All this began me fascinated with medical slang.

Etymology

I started by questioning in regards to the etymology of the phrase. And the place higher to start out than with IndoEuropean? The usual texts check with a hypothetical root, variously spelt as SLENK, [S]LEIDH, and SLENGWH, that means one thing like to slip or sling, to hurl or throw. They provide us phrases equivalent to sling and slink. In German “slang” means a snake, as within the Africaans loanwords boomslang, a tree snake, nachtslang, a nocturnal snake, such because the night time adder, and spuugslang, a spitting cobra.

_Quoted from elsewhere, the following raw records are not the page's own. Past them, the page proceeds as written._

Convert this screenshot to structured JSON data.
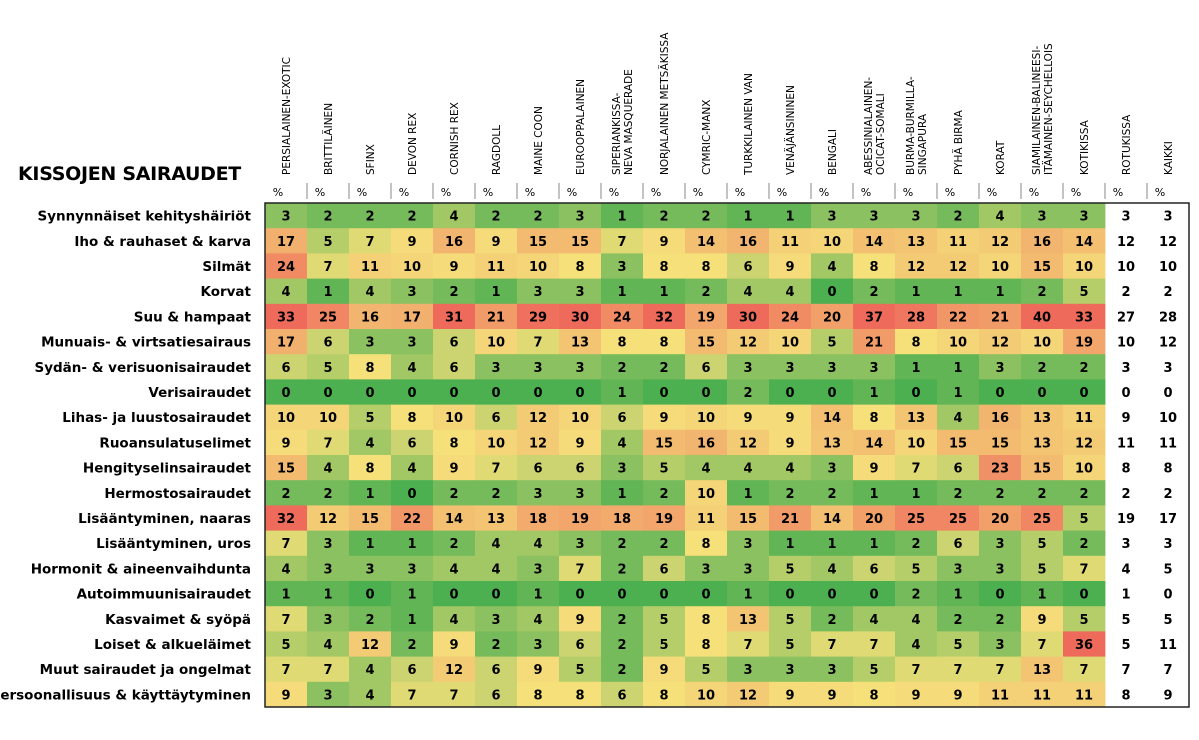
{
  "chart_data": {
    "type": "heatmap",
    "title": "KISSOJEN SAIRAUDET",
    "unit_label": "%",
    "columns": [
      [
        "PERSIALAINEN-EXOTIC"
      ],
      [
        "BRITTILÄINEN"
      ],
      [
        "SFINX"
      ],
      [
        "DEVON REX"
      ],
      [
        "CORNISH REX"
      ],
      [
        "RAGDOLL"
      ],
      [
        "MAINE COON"
      ],
      [
        "EUROOPPALAINEN"
      ],
      [
        "SIPERIANKISSA-",
        "NEVA MASQUERADE"
      ],
      [
        "NORJALAINEN METSÄKISSA"
      ],
      [
        "CYMRIC-MANX"
      ],
      [
        "TURKKILAINEN VAN"
      ],
      [
        "VENÄJÄNSININEN"
      ],
      [
        "BENGALI"
      ],
      [
        "ABESSINIALAINEN-",
        "OCICAT-SOMALI"
      ],
      [
        "BURMA-BURMILLA-",
        "SINGAPURA"
      ],
      [
        "PYHÄ BIRMA"
      ],
      [
        "KORAT"
      ],
      [
        "SIAMILAINEN-BALINEESI-",
        "ITÄMAINEN-SEYCHELLOIS"
      ],
      [
        "KOTIKISSA"
      ],
      [
        "ROTUKISSA"
      ],
      [
        "KAIKKI"
      ]
    ],
    "rows": [
      "Synnynnäiset kehityshäiriöt",
      "Iho & rauhaset & karva",
      "Silmät",
      "Korvat",
      "Suu & hampaat",
      "Munuais- & virtsatiesairaus",
      "Sydän- & verisuonisairaudet",
      "Verisairaudet",
      "Lihas- ja luustosairaudet",
      "Ruoansulatuselimet",
      "Hengityselinsairaudet",
      "Hermostosairaudet",
      "Lisääntyminen, naaras",
      "Lisääntyminen, uros",
      "Hormonit & aineenvaihdunta",
      "Autoimmuunisairaudet",
      "Kasvaimet & syöpä",
      "Loiset & alkueläimet",
      "Muut sairaudet ja ongelmat",
      "Persoonallisuus & käyttäytyminen"
    ],
    "values": [
      [
        3,
        2,
        2,
        2,
        4,
        2,
        2,
        3,
        1,
        2,
        2,
        1,
        1,
        3,
        3,
        3,
        2,
        4,
        3,
        3,
        3,
        3
      ],
      [
        17,
        5,
        7,
        9,
        16,
        9,
        15,
        15,
        7,
        9,
        14,
        16,
        11,
        10,
        14,
        13,
        11,
        12,
        16,
        14,
        12,
        12
      ],
      [
        24,
        7,
        11,
        10,
        9,
        11,
        10,
        8,
        3,
        8,
        8,
        6,
        9,
        4,
        8,
        12,
        12,
        10,
        15,
        10,
        10,
        10
      ],
      [
        4,
        1,
        4,
        3,
        2,
        1,
        3,
        3,
        1,
        1,
        2,
        4,
        4,
        0,
        2,
        1,
        1,
        1,
        2,
        5,
        2,
        2
      ],
      [
        33,
        25,
        16,
        17,
        31,
        21,
        29,
        30,
        24,
        32,
        19,
        30,
        24,
        20,
        37,
        28,
        22,
        21,
        40,
        33,
        27,
        28
      ],
      [
        17,
        6,
        3,
        3,
        6,
        10,
        7,
        13,
        8,
        8,
        15,
        12,
        10,
        5,
        21,
        8,
        10,
        12,
        10,
        19,
        10,
        12
      ],
      [
        6,
        5,
        8,
        4,
        6,
        3,
        3,
        3,
        2,
        2,
        6,
        3,
        3,
        3,
        3,
        1,
        1,
        3,
        2,
        2,
        3,
        3
      ],
      [
        0,
        0,
        0,
        0,
        0,
        0,
        0,
        0,
        1,
        0,
        0,
        2,
        0,
        0,
        1,
        0,
        1,
        0,
        0,
        0,
        0,
        0
      ],
      [
        10,
        10,
        5,
        8,
        10,
        6,
        12,
        10,
        6,
        9,
        10,
        9,
        9,
        14,
        8,
        13,
        4,
        16,
        13,
        11,
        9,
        10
      ],
      [
        9,
        7,
        4,
        6,
        8,
        10,
        12,
        9,
        4,
        15,
        16,
        12,
        9,
        13,
        14,
        10,
        15,
        15,
        13,
        12,
        11,
        11
      ],
      [
        15,
        4,
        8,
        4,
        9,
        7,
        6,
        6,
        3,
        5,
        4,
        4,
        4,
        3,
        9,
        7,
        6,
        23,
        15,
        10,
        8,
        8
      ],
      [
        2,
        2,
        1,
        0,
        2,
        2,
        3,
        3,
        1,
        2,
        10,
        1,
        2,
        2,
        1,
        1,
        2,
        2,
        2,
        2,
        2,
        2
      ],
      [
        32,
        12,
        15,
        22,
        14,
        13,
        18,
        19,
        18,
        19,
        11,
        15,
        21,
        14,
        20,
        25,
        25,
        20,
        25,
        5,
        19,
        17
      ],
      [
        7,
        3,
        1,
        1,
        2,
        4,
        4,
        3,
        2,
        2,
        8,
        3,
        1,
        1,
        1,
        2,
        6,
        3,
        5,
        2,
        3,
        3
      ],
      [
        4,
        3,
        3,
        3,
        4,
        4,
        3,
        7,
        2,
        6,
        3,
        3,
        5,
        4,
        6,
        5,
        3,
        3,
        5,
        7,
        4,
        5
      ],
      [
        1,
        1,
        0,
        1,
        0,
        0,
        1,
        0,
        0,
        0,
        0,
        1,
        0,
        0,
        0,
        2,
        1,
        0,
        1,
        0,
        1,
        0
      ],
      [
        7,
        3,
        2,
        1,
        4,
        3,
        4,
        9,
        2,
        5,
        8,
        13,
        5,
        2,
        4,
        4,
        2,
        2,
        9,
        5,
        5,
        5
      ],
      [
        5,
        4,
        12,
        2,
        9,
        2,
        3,
        6,
        2,
        5,
        8,
        7,
        5,
        7,
        7,
        4,
        5,
        3,
        7,
        36,
        5,
        11
      ],
      [
        7,
        7,
        4,
        6,
        12,
        6,
        9,
        5,
        2,
        9,
        5,
        3,
        3,
        3,
        5,
        7,
        7,
        7,
        13,
        7,
        7,
        7
      ],
      [
        9,
        3,
        4,
        7,
        7,
        6,
        8,
        8,
        6,
        8,
        10,
        12,
        9,
        9,
        8,
        9,
        9,
        11,
        11,
        11,
        8,
        9
      ]
    ],
    "uncolored_columns": [
      "ROTUKISSA",
      "KAIKKI"
    ],
    "color_scale": {
      "low": "#4caf50",
      "mid": "#f5e07a",
      "high": "#ee6b5c"
    }
  }
}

After which there’s the Yiddish loanword schlong, slang for a penis.

Subsequent I turned to Eric Partridge’s Brief Etymological Dictionary of Fashionable English.7 On the entry “slang, slangy” he writes “See SLING.” And at “sling” he writes

“Perh[aps] from ‘to sling’—prob[ably] from the dial[[ectal] p[ast]p[articiple] slang—and subsequently elliptical for ‘slang, i.e. slung, language,” is the n[oun] slang, orig[inally] the language of the underworld, now merely the unconventional (non-dial[ectal]) speech of all courses; cf the sl[ang] ‘sling off at’, to cheek, to abuse, and Nor[wegian] slengja kjeften, to make use of slang (lit[erally], to sling the jaw), and slengjeord.”

It’s as if slang, or slanguage, is language that’s hurled at you.

In A Classical Dictionary of the Vulgar Tongue (third version, 17768), Francis Grose provides an identical, albeit shorter, rationalization and provides a phrase from Kipling, to sling the bat, to speak the vernacular. Grose doesn’t give the supply, nevertheless it’s from a poem referred to as “Route Marchin’”: “An’ ‘ow they might admire for to listen to us sling the bat.” Grose is incorrect, nevertheless, to suggest that “vernacular” particularly refers to slang; the context of Kipling’s poem makes it clear that the troopers are speaking about talking the native language, Hindi, which they really communicate very badly; “bhasha” is a Hindi phrase for language. Others help this supposed origin by referring to “mud-slinging,” which is, nevertheless, irrelevant.

The OED, however, is having none of this. It defines “slang” as “The particular vocabulary utilized by any set of individuals of a low or disreputable character; language of a low and vulgar sort,” and cites the primary recorded occasion from 1756.9 As for etymology, it states that “The date and early associations of the phrase make it unlikely that there’s any reference to sure Norwegian varieties in sleng- which exhibit some approximation in sense.” And different respected dictionaries typically say “origin unknown.” The Chambers Dictionary10 says “of cant origin; reference to sling very uncertain.”

For what slang really is, watch this house.